A Federal Judge Has Ruled Texas Cannot Challenge The U.S. EEOC's Guidance On Criminal Background Checks

A federal judge has ruled that the state of Texas cannot challenge the U.S. Equal Employment Opportunity Commission’s (EEOC) guidance on criminal background checks because the state is not presently at risk of being penalized for refusing to adopt the policy. You might recall that this suit was filed last November by Texas Attorney General Greg Abbott filed a legal action which challenged the Equal Employment Opportunity Commission (EEOC) “enforcement guidance” that limits the use of criminal records during the hiring process.  
Those who conduct employment background checks should read on to learn why this case was so important, but why you shouldn’t despair over the ruling.
The suit claimed that EEOC guidelines unlawfully limit the ability of employers – including the State of Texas and its agencies–from excluding convicted felons from employment.

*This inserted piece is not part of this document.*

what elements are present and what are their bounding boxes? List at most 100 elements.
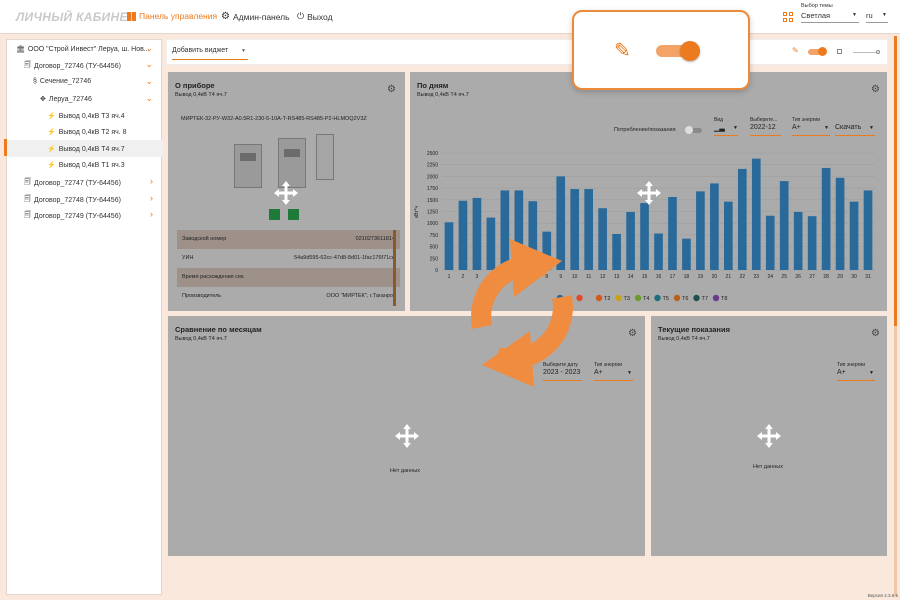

The complaint challenged the Commission’s statutory authority under Title VII to improperly “bully” the State and its agencies at the expense of the safety of Texans. As my colleague Angela Preston highlighted last November, the compliant asked the federal court for the following relief:
  • A declaratory judgment that the State of Texas and its agencies are entitled to maintain and enforce state laws and policies that absolutely bar convicted felons – or a certain category of convicted felons – from government employment;
  • A declaration that the EEOC cannot enforce its guidelines against the State of Texas – and an injunction that bars the EEOC from issuing right-to-sue letters to persons seeking to pursue this type of discrimination charge against the State of Texas or any of its agencies;
  • a judgment holding unlawful and setting aside the EEOC’s hiring guidelines.
This suit was the first, and so far only direct challenge to the EEOC’s controversial criminal background check enforcement guidance, which went into effect in April, 2012. 
While the case wasn’t able to move forward, the ruling didn’t even address the legality of the guidance.  The judge simply said that the state couldn’t challenge the EEOC unless they were at risk of facing penalty for not complying with it.  Unfortunately, it looks like we’re going to have to wait for insight from the courts until an entity (private or public employer) has been sued for alleged non-compliance.     
I might be wrong about this, but I don’t see EEOC poking the bear by going after a state for non-compliance.  States tend to have the resources and political will to see these things through.  My guess is that they will continue to go after private employers who could spend millions fighting the allegations but might not have the will or resource to challenge the constitutionality of the guidance.